Publication Order vs. Chronological Order
For the Inspector Lamb series, publication order and chronological order are identical. Stephen Kelly structured the series to move year-by-year through the war:
- Book 1: July 1940 (Battle of Britain era)
- Book 2: Late Summer 1941 (Introduction of POW camps and prolonged conflict)
- Book 3: Spring 1942 (Focus on military trauma and rehabilitation)
Because there are only three novels and their historical settings progress sequentially, reading them out of order is not recommended. Doing so would spoil the gradual development of Thomas Lamb's mental health recovery and the changing dynamics of his household.
What to Know Before You Start
Stephen Kelly, a former journalist for The Baltimore Sun and The Washington Post, brings a meticulous eye for historical detail to the series. Rather than focusing on battlefields, the books explore the home front: how ordinary people in small English villages coped with the psychological wear-and-tear of war. DCI Thomas Lamb himself is a veteran of the trenches of World War I, and his struggle with what we now call PTSD (then referred to as shell shock or trench nightmares) forms a major emotional core of the series.

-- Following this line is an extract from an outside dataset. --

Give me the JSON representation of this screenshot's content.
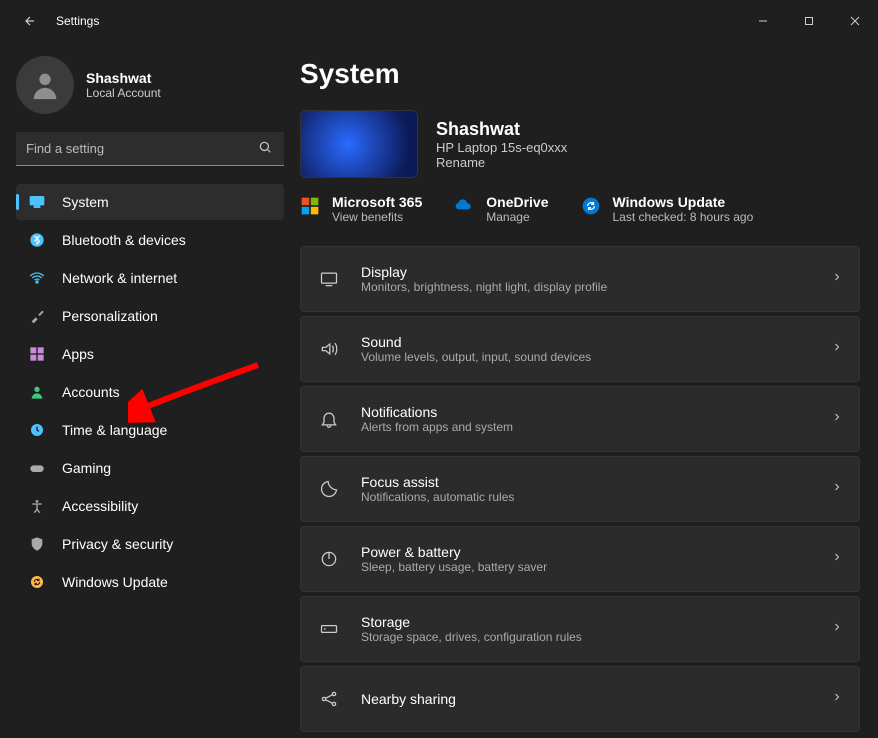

The series is heavily inspired by Golden Age detective fiction. If you enjoy the village mysteries of Agatha Christie, the wartime atmosphere of the television series Foyle’s War, or the character-driven historical depth of Charles Todd's Ian Rutledge mysteries, you will find Inspector Lamb to be a perfect match.
Is the Series Complete?
As of 2026, the series remains a trilogy. Stephen Kelly has not published a fourth volume, and the three existing books form a complete, satisfying arc of the early war years. There are no associated short stories, spin-offs, or co-authored books, making it a very straightforward and accessible series to read from start to finish.